Many VIKTOR developers have encountered issues with slow parametrization, which is deemed problematic when the parameterization call exceeds a duration of 1 second. Sluggish parametrization significantly impacts the application, resulting in a laggy and unresponsive user experience, hampering its overall performance and responsiveness.
As the application grows in complexity with a multitude of parameters and intricate callbacks, pinpointing the specific areas where time is consumed becomes increasingly challenging. The expanding scope and complexity might obscure the source of the time penalty within the codebase, making it difficult to identify the exact segments responsible for the slowdown in execution.
Here profiling can help you out.
Time profiling
Time profiling in programming refers to the practice of measuring and analyzing the execution time of specific sections or the entirety of a program’s code. This technique helps developers identify performance bottlenecks by pinpointing which parts of the code take the most time to run. By utilizing specialized tools or modules, such as timeit
or cProfile
in Python, time profiling allows for precise measurement of execution times, aiding in the optimization and improvement of code efficiency for better overall performance.
Profiling wrapper
The following decorator can be used to profile a certain function as follows:
@profile_it()
def some_function(input_1, input_2)
...
import cProfile
from functools import wraps
def profile_it(output_file: str= None):
"""A time profiler decorator.
Inspired by and modified the profile decorator of Giampaolo Rodola:
http://code.activestate.com/recipes/577817-profile-decorator/
Args:
output_file: str or None. Default is None
Path of the output file. If only name of the file is given, it's
saved in the current directory.
If it's None, the name of the decorated function is used.
Returns:
Profile of the decorated function
"""
def inner(func):
@wraps(func)
def wrapper(*args, **kwargs):
_output_file = output_file or func.__name__ + ".prof"
pr = cProfile.Profile()
pr.enable()
retval = func(*args, **kwargs)
pr.disable()
pr.dump_stats(_output_file)
return retval
return wrapper
return inner
Profiling the parametrization
Now the big question is, how do we profile the parametrization. This is done by overwriting the protected method _generate()

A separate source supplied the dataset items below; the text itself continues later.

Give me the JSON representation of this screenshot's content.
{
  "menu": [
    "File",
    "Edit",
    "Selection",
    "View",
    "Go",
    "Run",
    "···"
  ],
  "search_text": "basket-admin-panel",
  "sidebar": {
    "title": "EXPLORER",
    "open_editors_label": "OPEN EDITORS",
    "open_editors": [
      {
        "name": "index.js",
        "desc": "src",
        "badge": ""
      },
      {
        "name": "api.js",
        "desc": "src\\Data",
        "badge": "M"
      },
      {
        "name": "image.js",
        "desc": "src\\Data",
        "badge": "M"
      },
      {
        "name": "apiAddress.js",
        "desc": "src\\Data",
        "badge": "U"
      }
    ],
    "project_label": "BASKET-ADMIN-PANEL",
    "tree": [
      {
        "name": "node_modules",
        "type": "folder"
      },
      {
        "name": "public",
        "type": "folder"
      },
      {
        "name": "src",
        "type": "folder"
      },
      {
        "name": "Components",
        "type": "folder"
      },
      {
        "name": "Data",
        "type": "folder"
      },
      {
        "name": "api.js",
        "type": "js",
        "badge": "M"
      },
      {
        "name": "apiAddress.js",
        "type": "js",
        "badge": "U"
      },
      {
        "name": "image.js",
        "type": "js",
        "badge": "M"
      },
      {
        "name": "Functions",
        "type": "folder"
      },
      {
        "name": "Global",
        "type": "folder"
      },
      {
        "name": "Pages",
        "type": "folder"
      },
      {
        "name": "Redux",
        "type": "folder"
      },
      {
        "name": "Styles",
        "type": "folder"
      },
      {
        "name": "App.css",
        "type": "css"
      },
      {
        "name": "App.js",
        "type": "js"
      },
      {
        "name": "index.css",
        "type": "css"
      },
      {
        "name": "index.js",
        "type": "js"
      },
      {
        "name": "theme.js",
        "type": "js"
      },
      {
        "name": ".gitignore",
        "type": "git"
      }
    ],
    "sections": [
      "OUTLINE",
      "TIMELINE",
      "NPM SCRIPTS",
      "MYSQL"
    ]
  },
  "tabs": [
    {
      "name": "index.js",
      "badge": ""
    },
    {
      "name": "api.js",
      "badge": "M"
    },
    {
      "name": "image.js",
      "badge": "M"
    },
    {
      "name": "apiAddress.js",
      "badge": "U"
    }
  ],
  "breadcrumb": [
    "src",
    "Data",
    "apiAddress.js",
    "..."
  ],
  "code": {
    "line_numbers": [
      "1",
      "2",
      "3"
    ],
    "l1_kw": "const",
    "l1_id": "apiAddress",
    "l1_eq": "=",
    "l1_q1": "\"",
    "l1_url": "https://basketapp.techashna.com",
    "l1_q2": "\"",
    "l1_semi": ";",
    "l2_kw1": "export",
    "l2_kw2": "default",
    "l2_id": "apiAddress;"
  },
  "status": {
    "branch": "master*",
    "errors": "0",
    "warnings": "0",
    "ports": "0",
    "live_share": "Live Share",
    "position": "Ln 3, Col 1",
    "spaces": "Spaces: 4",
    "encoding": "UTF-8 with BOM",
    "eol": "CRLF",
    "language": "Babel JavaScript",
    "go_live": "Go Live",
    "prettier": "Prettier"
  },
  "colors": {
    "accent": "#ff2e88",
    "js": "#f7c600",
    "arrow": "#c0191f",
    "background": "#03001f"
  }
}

on the parametrization object.
DISCLAIMER: YOU SHOULD NEVER OVERWRITE A PROTECTED MEMBER IN PRODUCTION CODE, ONLY USE IN DEVELOPMENT AND REMOVE THIS BEFORE PUBLISHING.
class Parametrization(ViktorParametrization):
@profile_it()
def _generate(self, *args, **kwargs):
return super()._generate(*args, **kwargs)
... (field definitions)
Interpreting the profiling result
The decorator will save a .prof
file on you local file system. This file can be interpreted using a tool like SnakeViz or the pstats module.
Using SnakeViz, it can be seen that, in the above example, 2 callbacks are responsible for the slow parametrization. Both these callback rely on the slow get_file_from_storage
function, which is called 6 times!
Usual causes of slow parametrization
Often when an app is suffering from slow parametrization, some callback rely on a slow underleying function. This function can appear not that slow (+/- 300ms), but when multiple callbacks rely on this function or the callback is used in multiple fields, this can add up to multiple seconds of lag.
Profiling creates a great insight where to start optimizing your Parametrization.